ANOMALOUS GRAVITATIONAL FORCE? A discussion of this phenomenon appears in the 4 October 1999 issue of Newsweek magazine (See also the December 1998 issue of Scientific American.) The mystery of the tiny unexplained acceleration towards the sun in the motion of the Pioneer 10, Pioneer 11 and Ulysses spacecraft remains unexplained. A team of planetary scientists and physicists led by John Anderson (Pioneer 10 Principal Investigator for Celestial Mechanics) has identified a tiny unexplained acceleration towards the sun in the motion of the Pioneer 10, Pioneer 11, and Ulysses spacecraft. The anomalous acceleration - about 10 billion times smaller than the acceleration we feel from Earth's gravitational pull - was identified after detailed analyses of radio data from the spacecraft. A variety of possible causes were considered including: perturbations from the gravitational attraction of planets and smaller bodies in the solar system; radiation pressure, the tiny transfer of momentum when photons impact the spacecraft; general relativity; interactions between the solar wind and the spacecraft; possible corruption to the radio Doppler data; wobbles and other changes in Earth's rotation; outgassing or thermal radiation from the spacecraft; and the possible influence of non-ordinary or dark matter. After exhausting the list of explanations deemed most plausible, the researchers examined possible modification to the force of gravity as explained by Newton's law with the sun being the dominant gravitational force. "Clearly, more analysis, observation, and theoretical work are called for," the researchers concluded. The scientists expect the explanation when found will involve conventional physics.Pioneer 10 will continue into interstellar space, heading generally for the red star Aldebaran, which forms the eye of Taurus (The Bull). Aldebaran is about 68 light years away and it will take Pioneer over 2 million years to reach it.

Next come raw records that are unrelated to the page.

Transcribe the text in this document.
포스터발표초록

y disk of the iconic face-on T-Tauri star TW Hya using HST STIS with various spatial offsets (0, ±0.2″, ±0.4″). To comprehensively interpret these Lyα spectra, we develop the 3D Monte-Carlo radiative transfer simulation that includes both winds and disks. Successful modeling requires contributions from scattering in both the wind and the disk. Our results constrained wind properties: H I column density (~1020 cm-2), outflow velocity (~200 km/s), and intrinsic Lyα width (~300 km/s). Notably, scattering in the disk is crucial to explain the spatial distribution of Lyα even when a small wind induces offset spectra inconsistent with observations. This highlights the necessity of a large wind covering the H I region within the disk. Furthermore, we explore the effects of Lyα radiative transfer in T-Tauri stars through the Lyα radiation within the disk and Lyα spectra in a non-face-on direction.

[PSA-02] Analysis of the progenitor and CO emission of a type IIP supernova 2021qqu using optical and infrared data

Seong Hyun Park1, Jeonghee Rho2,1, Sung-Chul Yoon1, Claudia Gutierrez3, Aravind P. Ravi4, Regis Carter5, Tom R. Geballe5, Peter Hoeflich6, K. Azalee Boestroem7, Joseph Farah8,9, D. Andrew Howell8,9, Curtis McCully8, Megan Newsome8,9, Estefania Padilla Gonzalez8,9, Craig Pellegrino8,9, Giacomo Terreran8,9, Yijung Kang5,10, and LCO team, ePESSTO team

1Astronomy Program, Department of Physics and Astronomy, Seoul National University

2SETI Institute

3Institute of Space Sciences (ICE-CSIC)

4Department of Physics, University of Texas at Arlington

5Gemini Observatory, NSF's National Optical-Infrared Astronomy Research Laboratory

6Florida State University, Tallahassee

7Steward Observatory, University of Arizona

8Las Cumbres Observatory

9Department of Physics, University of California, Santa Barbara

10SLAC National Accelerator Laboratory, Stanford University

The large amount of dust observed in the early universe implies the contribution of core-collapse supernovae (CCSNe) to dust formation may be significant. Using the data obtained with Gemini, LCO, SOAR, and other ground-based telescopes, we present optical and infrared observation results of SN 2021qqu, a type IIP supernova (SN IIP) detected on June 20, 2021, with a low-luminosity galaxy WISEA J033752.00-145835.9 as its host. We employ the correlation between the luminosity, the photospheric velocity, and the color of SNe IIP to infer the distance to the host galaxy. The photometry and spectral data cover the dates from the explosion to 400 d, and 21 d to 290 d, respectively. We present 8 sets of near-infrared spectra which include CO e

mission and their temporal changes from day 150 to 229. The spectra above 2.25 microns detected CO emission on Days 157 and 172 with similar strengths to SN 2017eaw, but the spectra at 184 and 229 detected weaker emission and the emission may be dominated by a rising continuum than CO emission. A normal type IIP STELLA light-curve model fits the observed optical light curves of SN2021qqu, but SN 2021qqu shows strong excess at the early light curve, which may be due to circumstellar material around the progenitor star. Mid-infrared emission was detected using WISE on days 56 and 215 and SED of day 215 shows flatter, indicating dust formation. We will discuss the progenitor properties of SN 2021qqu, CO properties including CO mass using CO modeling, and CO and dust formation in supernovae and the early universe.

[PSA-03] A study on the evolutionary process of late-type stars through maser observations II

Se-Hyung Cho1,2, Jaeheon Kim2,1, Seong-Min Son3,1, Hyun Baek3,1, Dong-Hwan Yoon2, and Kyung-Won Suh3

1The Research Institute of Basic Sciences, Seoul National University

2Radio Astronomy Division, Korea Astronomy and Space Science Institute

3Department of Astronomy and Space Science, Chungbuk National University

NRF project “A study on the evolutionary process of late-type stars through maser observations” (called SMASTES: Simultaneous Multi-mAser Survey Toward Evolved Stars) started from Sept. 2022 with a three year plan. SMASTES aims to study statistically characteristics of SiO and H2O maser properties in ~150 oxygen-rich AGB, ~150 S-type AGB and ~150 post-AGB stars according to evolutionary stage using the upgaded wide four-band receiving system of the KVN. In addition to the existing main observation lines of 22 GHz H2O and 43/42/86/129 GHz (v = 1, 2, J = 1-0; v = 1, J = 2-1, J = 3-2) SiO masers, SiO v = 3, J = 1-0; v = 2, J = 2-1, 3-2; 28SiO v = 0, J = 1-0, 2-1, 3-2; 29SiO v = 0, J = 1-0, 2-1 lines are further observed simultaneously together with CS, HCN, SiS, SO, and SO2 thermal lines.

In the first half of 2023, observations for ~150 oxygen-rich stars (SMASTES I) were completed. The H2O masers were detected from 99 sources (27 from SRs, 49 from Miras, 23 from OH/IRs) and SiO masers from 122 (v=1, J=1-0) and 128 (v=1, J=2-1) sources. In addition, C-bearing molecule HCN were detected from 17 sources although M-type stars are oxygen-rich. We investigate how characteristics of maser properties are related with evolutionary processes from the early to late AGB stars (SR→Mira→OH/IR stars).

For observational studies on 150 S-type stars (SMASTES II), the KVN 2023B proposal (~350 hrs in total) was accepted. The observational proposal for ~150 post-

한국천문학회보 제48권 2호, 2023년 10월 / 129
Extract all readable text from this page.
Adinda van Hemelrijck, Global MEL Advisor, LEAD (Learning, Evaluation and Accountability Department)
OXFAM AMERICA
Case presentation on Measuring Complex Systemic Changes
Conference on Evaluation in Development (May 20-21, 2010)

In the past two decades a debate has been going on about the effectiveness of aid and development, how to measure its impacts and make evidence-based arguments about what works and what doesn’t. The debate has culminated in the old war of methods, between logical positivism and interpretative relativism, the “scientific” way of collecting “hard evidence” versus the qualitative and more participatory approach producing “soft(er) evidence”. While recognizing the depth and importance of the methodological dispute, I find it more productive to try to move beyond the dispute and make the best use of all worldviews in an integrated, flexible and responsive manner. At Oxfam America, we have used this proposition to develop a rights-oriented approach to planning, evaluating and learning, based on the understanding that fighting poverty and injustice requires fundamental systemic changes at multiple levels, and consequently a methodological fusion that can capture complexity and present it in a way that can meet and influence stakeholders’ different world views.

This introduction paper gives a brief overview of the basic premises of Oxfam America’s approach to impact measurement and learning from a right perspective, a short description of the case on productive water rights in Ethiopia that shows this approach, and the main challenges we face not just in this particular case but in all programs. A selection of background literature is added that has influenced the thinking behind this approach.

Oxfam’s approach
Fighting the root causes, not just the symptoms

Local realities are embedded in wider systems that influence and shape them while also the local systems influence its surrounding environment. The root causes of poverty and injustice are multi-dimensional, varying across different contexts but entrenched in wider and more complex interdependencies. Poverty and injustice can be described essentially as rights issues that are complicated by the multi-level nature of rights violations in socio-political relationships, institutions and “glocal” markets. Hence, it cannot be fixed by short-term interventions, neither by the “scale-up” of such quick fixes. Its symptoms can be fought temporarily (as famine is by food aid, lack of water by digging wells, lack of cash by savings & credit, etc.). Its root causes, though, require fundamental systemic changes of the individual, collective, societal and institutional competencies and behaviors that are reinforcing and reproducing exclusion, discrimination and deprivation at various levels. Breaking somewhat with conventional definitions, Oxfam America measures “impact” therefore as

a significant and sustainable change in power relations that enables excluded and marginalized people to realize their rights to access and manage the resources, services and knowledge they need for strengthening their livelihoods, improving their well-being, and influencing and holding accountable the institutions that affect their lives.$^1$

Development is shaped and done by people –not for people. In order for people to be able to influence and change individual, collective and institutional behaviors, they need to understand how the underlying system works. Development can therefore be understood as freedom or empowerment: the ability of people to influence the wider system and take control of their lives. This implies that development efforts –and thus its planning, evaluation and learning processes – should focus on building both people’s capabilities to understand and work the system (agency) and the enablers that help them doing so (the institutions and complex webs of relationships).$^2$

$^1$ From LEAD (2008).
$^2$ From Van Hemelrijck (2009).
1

Heck, it could be something like time-dilation affecting the instruments or just the awful cold of deep space throwing the computer out of whack. They don't have radar bouncing off this little gizmo, they just try to triangulate on it with radio dishes. They find an error in it's calculated position so tiny it amounts to 6 mph in a century, so it's out of position by a couple thousand miles or less, out of a billion and a half! Their radio dishes might be in error by that much...
Whatever is causing it, a little humble pie is good for these guys.
I don't know.
I always had a gut feel that calculations which relied on the speed of light or square of the distance worked fine while we were able only to apply them to terrestrial situations. Now that we're getting into bigger numbers, maybe we'll discover it's really only .99999999999 times the square of the distance.
I need to conduct further experiments to fully validate this force. Cheers!!!!
second guess, totally different. correct conclusions, reason for slow down is from the presence of onboard radio transmitters, the propogation itself, they are somehow tied in with gravity.
/layman's guesses
I sincerely doubt that any physicist or astronomer knows the exact value of the gravitational constant out to 10 decimal places.
They also don't know the exact mass of the spacecraft - there may be residual fuel onboard that wasn't used but isn't accounted for in the mass calculation.
Maybe there is something subtle we don't know yet about light, gravity, and space. This is exciting news, we may be on the brink of a new understanding of where we live.
This data will have to be watched for a long while! Perhaps a deep space interferometry experiment or long paseline ring laser gyro would shed some (delayed) light on the "matter".
"Based on 50 years of accumulated observations of the motions of galaxies and the expansion of the universe, most astronomers believe that as much as 90 percent of the stuff constituting the universe may be objects or particles that cannot be seen. In other words, most of the universe's matter does not radiate--it provides no glow that we can detect in the electromagnetic spectrum.
"First posited some 60 years ago by astronomer Fritz Zwicky, this so-called missing matter was believed to reside within clusters of galaxies. Nowadays we prefer to call the missing mass 'dark matter,' for it is the light, not the matter, that is missing."
Perhaps the answer to that mysterious force lies HERE.
My best guess is that the winds have changed from NW and are now Southerly winds at 15 (bunch of zeros) to 20 (many more zeros) mph creating the drag.
How did Voyager get farther out? Was it launched at a higher rate of speed, or did Pioneer 10 spend more time orbiting planets, or what?
Well, duh (as the old joke goes), if that's the case - go at night.